24 hours after the placement, the tube should be emptied 200cc and bleeding should be controlled (10). If no bleeding exists, the tube should be taken out fully after 26 hours. Otherwise, tube should be inflated 200cc and taken out at the 48th hour. After the Bakri balloon extracted from uterus, ultrasonography was done in order to understand whether there was residual placental tissue or not? If placental remnant tissue was seen, methotrexate therapy can be administered. In our case no extra mass was seen in uterus, so we did not need methotrexate therapy. By this method, it becomes possible to prevent a severe bleeding in the patient.
Recently, uterine tamponade using intrauterine balloons become popular and appears to be an effective tool in the management of postpartum hemorrhage (11). The insufficient bleeding control is the most common complication after insertion of intrauterine balloon.
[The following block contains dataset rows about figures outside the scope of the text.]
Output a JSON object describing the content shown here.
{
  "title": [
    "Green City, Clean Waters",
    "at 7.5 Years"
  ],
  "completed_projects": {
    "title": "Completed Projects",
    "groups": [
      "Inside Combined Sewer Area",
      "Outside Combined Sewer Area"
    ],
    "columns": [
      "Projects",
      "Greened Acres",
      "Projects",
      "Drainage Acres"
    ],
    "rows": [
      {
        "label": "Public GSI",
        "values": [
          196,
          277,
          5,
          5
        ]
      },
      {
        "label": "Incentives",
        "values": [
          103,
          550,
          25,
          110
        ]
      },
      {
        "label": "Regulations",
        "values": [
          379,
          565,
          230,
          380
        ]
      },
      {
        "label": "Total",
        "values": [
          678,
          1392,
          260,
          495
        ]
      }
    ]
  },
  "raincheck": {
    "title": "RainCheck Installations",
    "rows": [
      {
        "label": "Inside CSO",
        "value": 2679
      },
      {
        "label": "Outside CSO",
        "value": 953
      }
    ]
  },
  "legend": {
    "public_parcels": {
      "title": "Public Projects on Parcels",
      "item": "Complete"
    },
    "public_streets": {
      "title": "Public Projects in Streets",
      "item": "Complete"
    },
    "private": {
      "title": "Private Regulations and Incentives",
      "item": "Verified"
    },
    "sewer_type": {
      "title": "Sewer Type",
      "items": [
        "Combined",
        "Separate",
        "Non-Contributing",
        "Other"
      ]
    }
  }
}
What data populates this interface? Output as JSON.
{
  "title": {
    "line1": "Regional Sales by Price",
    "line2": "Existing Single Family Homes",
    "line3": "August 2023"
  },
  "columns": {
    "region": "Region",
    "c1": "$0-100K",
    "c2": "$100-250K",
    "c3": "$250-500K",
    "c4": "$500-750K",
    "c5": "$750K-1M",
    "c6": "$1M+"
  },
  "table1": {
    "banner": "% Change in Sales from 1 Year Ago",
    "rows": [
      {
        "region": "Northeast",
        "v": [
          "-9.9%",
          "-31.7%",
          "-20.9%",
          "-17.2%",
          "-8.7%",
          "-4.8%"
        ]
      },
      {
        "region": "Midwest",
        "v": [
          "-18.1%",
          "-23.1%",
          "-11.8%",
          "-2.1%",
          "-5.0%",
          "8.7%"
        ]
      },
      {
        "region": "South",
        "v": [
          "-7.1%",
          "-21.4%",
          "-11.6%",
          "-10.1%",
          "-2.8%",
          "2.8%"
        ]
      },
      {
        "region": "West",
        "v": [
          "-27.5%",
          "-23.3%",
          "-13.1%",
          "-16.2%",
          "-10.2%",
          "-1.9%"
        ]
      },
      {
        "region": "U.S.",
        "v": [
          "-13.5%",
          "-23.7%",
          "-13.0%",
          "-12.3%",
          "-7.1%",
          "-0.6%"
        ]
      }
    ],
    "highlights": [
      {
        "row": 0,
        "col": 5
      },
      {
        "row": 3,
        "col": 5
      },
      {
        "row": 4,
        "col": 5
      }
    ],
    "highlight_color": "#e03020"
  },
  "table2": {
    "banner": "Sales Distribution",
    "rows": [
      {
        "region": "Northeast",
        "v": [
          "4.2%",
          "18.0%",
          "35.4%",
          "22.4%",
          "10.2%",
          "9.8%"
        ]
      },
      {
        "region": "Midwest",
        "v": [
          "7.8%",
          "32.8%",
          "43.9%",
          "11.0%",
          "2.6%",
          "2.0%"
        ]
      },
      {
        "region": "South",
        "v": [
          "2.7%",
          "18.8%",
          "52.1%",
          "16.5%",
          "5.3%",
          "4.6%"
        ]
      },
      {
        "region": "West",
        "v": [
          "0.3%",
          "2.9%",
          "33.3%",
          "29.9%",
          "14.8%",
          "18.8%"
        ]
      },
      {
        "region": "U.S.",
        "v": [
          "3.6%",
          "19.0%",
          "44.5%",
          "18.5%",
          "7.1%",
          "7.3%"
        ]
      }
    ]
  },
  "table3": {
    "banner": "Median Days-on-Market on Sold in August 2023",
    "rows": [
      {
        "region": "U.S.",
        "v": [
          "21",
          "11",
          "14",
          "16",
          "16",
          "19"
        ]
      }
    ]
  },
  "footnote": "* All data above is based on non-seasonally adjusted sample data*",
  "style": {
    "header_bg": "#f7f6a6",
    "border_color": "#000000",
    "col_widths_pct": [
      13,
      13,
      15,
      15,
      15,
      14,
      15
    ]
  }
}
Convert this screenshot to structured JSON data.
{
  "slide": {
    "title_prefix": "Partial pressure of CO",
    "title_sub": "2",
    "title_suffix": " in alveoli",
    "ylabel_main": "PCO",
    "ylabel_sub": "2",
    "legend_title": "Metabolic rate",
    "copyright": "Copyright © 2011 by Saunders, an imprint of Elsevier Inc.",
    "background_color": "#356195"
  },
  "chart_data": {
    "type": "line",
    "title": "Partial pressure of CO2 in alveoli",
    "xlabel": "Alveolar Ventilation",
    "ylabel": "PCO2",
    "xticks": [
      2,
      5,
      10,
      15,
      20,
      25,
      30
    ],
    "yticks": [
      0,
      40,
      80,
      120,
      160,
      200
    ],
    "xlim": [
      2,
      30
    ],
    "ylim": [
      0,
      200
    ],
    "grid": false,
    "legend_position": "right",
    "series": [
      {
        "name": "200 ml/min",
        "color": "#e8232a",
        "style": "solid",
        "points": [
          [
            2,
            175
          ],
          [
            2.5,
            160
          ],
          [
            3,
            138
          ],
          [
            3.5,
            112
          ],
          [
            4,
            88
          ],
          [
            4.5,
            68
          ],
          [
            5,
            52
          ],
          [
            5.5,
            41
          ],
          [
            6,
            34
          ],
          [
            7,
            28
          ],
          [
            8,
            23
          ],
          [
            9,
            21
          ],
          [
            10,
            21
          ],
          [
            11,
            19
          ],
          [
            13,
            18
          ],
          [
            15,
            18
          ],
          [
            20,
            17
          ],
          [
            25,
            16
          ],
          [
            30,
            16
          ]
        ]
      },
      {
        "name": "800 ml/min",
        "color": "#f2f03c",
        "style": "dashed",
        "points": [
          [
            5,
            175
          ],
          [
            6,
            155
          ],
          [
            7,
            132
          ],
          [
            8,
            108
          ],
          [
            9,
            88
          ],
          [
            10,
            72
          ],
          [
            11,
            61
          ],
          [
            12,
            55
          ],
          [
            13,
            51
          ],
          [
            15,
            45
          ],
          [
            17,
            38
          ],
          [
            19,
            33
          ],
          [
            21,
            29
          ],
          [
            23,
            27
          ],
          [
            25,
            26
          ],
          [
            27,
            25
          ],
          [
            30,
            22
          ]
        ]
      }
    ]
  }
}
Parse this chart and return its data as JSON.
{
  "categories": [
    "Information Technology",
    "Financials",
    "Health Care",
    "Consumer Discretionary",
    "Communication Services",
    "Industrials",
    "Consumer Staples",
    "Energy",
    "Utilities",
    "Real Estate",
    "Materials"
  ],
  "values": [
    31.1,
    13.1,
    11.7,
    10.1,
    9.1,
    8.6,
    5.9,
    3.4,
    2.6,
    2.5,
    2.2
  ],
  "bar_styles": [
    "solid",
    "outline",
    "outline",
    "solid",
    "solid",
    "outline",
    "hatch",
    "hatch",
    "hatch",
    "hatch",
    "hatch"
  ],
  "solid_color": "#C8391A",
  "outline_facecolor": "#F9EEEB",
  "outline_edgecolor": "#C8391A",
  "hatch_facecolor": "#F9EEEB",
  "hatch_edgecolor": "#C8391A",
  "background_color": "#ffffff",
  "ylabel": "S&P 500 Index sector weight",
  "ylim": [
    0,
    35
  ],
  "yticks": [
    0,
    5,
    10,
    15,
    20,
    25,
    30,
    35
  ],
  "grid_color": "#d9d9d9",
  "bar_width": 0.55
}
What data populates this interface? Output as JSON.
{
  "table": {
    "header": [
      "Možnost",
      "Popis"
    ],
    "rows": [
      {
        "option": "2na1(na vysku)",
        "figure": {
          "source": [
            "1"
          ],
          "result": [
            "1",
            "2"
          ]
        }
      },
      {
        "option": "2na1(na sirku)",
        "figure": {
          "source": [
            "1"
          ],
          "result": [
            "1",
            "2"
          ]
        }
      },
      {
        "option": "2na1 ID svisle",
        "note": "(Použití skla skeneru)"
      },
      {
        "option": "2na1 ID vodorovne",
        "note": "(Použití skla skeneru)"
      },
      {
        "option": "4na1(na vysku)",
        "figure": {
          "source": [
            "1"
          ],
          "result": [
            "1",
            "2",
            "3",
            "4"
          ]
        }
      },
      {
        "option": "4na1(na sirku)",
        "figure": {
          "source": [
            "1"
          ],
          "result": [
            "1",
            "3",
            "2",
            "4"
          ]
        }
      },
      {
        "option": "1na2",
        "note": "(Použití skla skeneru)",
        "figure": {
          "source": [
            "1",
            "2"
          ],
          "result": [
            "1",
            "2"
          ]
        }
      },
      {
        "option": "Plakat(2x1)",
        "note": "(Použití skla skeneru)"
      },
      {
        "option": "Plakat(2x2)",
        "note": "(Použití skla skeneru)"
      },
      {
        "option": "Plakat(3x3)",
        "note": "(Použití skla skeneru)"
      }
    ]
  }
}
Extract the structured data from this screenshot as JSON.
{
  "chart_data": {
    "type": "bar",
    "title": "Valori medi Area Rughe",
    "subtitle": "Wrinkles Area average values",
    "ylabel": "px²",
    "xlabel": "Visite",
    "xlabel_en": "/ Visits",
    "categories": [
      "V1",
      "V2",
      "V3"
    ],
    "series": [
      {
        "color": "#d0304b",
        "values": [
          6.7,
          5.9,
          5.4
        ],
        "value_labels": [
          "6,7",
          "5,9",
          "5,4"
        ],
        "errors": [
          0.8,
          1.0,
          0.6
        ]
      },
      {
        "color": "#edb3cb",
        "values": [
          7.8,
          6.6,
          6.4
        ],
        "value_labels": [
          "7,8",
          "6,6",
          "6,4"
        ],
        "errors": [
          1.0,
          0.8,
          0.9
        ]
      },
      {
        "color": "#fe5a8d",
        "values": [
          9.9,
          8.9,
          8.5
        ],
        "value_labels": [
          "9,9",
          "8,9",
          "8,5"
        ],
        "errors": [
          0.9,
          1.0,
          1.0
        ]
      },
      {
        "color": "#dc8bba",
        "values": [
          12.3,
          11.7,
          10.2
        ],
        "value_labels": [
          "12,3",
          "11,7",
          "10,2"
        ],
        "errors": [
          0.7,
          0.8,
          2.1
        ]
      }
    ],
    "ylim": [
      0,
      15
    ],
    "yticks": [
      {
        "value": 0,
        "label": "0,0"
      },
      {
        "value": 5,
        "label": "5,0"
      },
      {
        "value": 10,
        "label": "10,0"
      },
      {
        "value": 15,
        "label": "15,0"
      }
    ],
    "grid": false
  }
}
In our approach, life threatening uterine bleeding after insertion of Bakri balloon was prevented by using bilateral hypogastric artery ligation which was done before Bakri balloon insertion and placenta removal.
Another method which became popular to prevent postpartum hemorrhage in case of placenta adhesion anomaly is conservative approach. At this method, placenta is retained in uterus and methotrexate therapy is administered in postoperative period. A review which investigated 48 articles reported that postpartum hemorrhage was common complication with a rate of 35/100 and 15% of women had to be treated by hysterectomy due to abnormal bleeding.18% of patient suffered puerperal infection after conservative treatment and 18% of them were hysterectomized because of the infections (12).
We think that high complication rates at conservative management is a result of high amount of retained placenta. But in our approach we try to retain placenta volume as low as we can. Especially at the centers where arterial balloon tamponade radiologically cannot be applied, our treatment model is an effective alternative that can be applied easily.
 
Conclusion
 
As a conclusion, in order to avoid postpartum hemorrhage and hysterectomy protocols, our approach which consists bilateral hypogastric arterial ligation, Bakri balloon tamponade and ıf necessary methotrexate therapy can be applied succesfully.